Ведь, как ни поверни, но ситуация в гостиной довольно безысходная. Уж больно неравны силы: трое здоровенных вооруженных
Я могу, к примеру, вот прямо сейчас толкнуть Ами под ребра, привести его таким образом в чувство и надеяться, что он, во-первых, достаточно быстро оценит ситуацию, во-вторых, ухитрится еще быстрее дотянуться до прицелившегося в профессора “быка”, в третьих, сможет свалить его, в-четвертых, завладеет пистолетом, в-пятых, застрелит кстати оторопевшего Саню и даже успеет, в-шестых, попасть в ногу убегающему Андрюхе. Но не будут ли эти надежды чрезмерными? Честно говоря, даже “во-первых” представляется мне весьма сомнительным.
Может, пойти на вариант с полицией?.. Нет, и это малоправдоподобно. Начать с того, что еще не истекли десять минут, по прошествии которых Давид Хен должен набрать номер полицейского участка. Да и где гарантия, что он сделает это вовремя, а не отвлечется на свой стаканчик? И примет ли полиция всерьез этот звонок, основанный на крайне неясных подозрениях? Полиции, знаете ли, не по душе всякие условные и несовершенные глагольные формы. Полиция любит приезжать на арену уже свершившегося действия. Сначала убейте, а потом уже звоните — так рассуждает истинная полиция, и не мне менять эту веками сложившуюся норму.
Что же тогда? Заставить Леночку выдать местонахождение чемодана с деньгами? Допустим, так: ей становится настолько жаль Ами Бергера, что она предлагает бандитам деньги в обмен Амину жизнь. Мол, нас с профессором убивайте, а парня пощадите: все равно он без чувств и потому свидетелем быть не может. Так-то оно так, но станет ли тупоголовый “бык”-киллер благородно выполнять данное обещание? Это кажется мне еще менее вероятным, чем своевременный приезд полиции…

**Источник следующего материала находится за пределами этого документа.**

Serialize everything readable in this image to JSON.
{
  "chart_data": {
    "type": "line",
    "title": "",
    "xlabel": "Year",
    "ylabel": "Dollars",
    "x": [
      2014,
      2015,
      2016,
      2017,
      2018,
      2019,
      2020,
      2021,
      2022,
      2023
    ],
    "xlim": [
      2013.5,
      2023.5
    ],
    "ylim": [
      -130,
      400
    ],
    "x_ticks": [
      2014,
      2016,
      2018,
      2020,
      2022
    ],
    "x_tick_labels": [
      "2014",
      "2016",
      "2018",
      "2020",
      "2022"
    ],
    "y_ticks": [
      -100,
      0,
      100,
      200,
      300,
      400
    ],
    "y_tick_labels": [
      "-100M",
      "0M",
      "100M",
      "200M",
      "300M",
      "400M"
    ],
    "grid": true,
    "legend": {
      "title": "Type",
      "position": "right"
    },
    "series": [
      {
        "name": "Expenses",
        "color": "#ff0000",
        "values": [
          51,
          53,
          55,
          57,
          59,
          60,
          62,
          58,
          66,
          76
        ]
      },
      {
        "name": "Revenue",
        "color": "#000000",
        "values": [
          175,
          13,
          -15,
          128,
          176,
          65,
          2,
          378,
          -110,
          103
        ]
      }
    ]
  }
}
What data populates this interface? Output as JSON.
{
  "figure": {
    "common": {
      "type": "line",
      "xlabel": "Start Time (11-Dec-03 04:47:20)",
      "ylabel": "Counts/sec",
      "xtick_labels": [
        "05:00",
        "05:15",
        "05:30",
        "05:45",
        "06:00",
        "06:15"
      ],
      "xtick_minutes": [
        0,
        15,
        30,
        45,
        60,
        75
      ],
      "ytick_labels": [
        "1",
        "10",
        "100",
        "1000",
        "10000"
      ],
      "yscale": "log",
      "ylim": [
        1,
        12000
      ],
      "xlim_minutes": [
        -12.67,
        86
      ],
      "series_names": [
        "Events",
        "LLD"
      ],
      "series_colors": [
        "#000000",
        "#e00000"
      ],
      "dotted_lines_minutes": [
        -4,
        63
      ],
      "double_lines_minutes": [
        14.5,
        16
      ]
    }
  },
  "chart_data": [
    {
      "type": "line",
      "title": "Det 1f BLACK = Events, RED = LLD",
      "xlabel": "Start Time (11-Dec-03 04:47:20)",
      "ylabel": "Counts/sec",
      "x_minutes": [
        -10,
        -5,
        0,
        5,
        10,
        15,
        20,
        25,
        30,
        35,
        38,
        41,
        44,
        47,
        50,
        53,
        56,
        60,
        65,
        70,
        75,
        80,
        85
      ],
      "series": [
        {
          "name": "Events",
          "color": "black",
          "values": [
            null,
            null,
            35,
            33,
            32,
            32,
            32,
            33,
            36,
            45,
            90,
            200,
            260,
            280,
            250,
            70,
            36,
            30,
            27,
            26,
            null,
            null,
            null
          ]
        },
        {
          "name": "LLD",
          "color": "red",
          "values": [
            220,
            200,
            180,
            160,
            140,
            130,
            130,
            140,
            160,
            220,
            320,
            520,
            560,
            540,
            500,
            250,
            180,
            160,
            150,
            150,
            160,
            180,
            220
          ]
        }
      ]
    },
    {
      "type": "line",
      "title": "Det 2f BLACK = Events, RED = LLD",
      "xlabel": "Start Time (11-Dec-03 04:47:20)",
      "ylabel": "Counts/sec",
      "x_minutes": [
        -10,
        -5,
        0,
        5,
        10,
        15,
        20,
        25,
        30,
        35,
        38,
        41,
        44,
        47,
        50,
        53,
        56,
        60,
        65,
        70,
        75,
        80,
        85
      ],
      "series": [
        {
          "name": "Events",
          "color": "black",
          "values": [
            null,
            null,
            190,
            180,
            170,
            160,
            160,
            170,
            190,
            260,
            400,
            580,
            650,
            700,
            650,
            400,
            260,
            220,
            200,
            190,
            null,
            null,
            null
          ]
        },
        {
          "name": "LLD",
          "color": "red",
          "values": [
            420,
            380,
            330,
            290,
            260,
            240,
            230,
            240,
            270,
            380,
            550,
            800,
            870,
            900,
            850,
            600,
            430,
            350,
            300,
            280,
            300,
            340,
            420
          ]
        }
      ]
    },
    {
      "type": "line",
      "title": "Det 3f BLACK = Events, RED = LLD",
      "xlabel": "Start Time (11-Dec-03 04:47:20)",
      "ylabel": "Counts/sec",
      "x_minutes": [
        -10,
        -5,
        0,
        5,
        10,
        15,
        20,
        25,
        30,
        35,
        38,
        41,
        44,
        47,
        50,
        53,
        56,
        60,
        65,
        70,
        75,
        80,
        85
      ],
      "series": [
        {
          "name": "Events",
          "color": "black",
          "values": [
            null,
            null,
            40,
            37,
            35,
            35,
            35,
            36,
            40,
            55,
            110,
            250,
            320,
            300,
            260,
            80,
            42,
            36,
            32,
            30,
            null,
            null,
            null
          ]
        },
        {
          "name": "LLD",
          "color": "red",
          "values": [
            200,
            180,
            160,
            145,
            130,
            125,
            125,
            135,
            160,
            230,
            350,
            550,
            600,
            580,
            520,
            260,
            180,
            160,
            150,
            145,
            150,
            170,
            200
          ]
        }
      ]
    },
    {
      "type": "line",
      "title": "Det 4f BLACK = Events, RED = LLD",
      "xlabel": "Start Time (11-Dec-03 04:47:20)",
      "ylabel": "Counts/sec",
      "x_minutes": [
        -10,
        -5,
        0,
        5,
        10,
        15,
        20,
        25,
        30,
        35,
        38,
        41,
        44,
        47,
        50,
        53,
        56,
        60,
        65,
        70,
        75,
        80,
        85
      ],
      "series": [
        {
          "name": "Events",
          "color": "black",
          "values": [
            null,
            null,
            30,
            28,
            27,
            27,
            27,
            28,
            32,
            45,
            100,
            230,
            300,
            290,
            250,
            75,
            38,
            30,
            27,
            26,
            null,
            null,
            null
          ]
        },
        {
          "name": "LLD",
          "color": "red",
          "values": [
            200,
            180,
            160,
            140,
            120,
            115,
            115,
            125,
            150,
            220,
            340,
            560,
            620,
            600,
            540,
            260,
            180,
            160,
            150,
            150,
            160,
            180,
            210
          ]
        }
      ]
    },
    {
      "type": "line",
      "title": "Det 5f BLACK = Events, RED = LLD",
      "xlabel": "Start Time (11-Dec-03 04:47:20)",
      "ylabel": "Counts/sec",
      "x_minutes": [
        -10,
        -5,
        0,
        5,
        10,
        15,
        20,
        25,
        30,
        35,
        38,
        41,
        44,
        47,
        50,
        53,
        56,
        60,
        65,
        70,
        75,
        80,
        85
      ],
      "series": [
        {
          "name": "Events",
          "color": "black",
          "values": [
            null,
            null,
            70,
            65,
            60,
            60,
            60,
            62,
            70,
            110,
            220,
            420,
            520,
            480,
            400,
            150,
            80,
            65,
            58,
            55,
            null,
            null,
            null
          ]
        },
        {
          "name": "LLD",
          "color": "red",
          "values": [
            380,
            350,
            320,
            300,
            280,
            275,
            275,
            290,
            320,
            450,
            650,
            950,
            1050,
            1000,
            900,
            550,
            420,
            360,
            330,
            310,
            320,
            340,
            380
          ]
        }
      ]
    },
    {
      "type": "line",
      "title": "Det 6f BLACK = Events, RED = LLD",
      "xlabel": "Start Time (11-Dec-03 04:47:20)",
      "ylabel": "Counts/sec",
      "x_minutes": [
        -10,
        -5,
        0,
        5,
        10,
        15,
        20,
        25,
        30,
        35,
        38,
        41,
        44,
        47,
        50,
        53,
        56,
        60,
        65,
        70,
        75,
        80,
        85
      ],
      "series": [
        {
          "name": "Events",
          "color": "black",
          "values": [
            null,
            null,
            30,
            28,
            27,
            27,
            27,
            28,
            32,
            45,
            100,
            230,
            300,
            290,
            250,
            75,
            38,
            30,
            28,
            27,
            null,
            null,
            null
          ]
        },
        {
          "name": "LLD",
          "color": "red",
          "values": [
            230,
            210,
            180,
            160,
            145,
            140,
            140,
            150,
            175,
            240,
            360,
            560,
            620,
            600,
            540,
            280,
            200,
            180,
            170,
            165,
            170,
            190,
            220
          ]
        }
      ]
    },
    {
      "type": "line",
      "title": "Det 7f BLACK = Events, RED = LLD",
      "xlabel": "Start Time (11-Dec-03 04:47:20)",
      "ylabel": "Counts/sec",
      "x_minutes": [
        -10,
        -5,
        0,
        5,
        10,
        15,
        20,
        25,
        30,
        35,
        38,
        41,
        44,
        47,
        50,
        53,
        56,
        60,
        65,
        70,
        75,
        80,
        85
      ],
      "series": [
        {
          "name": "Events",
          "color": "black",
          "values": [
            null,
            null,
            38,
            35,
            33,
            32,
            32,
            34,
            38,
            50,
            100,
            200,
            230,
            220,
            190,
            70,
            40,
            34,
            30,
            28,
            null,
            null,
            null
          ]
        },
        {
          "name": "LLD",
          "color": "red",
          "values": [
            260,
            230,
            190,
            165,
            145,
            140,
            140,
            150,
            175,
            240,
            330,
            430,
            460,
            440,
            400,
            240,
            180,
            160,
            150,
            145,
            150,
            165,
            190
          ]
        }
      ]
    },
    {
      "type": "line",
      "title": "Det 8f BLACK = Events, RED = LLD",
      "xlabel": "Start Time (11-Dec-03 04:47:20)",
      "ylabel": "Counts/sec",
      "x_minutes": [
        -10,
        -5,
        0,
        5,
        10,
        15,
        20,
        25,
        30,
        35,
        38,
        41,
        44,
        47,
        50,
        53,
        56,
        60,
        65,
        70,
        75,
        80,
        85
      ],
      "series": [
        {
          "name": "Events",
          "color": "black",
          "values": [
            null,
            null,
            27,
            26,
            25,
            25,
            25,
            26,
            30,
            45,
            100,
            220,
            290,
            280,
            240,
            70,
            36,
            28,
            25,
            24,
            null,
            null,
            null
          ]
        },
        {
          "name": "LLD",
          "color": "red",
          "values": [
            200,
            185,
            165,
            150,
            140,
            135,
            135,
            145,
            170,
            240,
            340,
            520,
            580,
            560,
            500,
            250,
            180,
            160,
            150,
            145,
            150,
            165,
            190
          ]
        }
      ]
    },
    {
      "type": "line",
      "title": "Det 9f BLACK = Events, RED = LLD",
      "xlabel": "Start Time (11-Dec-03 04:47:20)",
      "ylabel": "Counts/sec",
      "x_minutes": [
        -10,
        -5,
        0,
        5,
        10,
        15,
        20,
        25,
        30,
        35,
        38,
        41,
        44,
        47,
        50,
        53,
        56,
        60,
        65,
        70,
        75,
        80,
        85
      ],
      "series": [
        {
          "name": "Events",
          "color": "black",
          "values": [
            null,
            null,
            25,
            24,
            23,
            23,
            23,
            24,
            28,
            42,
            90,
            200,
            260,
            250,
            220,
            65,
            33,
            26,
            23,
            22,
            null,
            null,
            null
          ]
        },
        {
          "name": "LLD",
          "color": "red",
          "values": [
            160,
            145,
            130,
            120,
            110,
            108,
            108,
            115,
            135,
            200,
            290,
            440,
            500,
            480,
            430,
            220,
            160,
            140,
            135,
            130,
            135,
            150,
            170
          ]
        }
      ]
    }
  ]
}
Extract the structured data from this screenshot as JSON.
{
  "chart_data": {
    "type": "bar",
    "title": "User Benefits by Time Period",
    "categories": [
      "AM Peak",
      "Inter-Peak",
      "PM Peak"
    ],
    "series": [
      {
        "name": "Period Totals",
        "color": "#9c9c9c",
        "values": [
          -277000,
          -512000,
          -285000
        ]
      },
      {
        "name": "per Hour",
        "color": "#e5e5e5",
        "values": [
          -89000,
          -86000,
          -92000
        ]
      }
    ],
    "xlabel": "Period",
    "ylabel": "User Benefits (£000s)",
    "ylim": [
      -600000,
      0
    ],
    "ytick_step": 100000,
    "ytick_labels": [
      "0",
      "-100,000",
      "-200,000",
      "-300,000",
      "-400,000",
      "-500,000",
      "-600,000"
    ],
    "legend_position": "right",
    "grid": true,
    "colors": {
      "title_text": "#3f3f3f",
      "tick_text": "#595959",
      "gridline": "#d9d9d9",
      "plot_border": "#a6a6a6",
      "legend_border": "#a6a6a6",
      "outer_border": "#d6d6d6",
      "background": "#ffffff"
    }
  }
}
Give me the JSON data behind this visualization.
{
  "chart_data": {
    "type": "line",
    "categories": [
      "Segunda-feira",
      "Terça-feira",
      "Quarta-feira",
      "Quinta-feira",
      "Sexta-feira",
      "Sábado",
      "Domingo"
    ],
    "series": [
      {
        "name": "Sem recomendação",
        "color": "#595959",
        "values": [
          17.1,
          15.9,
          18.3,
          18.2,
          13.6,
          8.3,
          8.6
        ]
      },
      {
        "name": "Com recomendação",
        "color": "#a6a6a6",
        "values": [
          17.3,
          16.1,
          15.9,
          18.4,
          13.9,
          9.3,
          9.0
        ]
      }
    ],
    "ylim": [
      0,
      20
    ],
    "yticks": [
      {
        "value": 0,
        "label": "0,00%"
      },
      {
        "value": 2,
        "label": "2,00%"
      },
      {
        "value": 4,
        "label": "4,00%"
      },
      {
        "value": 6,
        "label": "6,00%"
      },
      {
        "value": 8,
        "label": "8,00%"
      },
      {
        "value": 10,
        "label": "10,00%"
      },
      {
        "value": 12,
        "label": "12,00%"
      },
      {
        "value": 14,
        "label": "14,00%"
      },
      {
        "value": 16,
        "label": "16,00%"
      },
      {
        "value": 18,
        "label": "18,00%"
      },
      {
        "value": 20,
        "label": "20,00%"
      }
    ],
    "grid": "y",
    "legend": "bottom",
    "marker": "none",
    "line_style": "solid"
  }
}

Можно было бы добавить к ситуации в гостиной романтическую линию из далекого прошлого. Ну, скажем, второстепенный “бык” Андрюха когда-то работал охранником в казино, увидел там Леночку и втюрился в нее по самые уши. Запретная страсть, пикник в Английском парке, баварское пиво, любовь в кустах, мучительная схватка “бычьего” хотения с “бычьим” долгом… Вот видите, вам уже интересно. Ведь интересно, а? Увы, этот вариант решительно невозможен: персонажей в моем повествовании и без того чересчур много, а тут еще, откуда ни возьмись, “бык” из машины, как в древней античной драме. Нет уж. Что дозволено Софоклу, не дозволено “быку”.
Теперь вы понимаете, что там, куда мы с вами заехали, безвременный конец Ами Бергера и четы Серебряковых кажется совершенно неизбежным. Вот я и спрашиваю: оно мне надо? Нет, оно мне не надо. По-моему, я уже говорил, что есть у меня дальнейшие виды и на Серебряковых, и на Ами. Особенно на Ами: у парня только-только все начало налаживаться, а тут вдруг такой афронт. В общем, придется вернуться. Недалеко, на Развилку номер 1.
Шучу. Хватит и Развилки номер 6. Помните, в баре? Где Давид Хен за стойкой, думает, что бы такое ответить незнакомому мужчине в спортивной куртке? Помните? — Вот туда.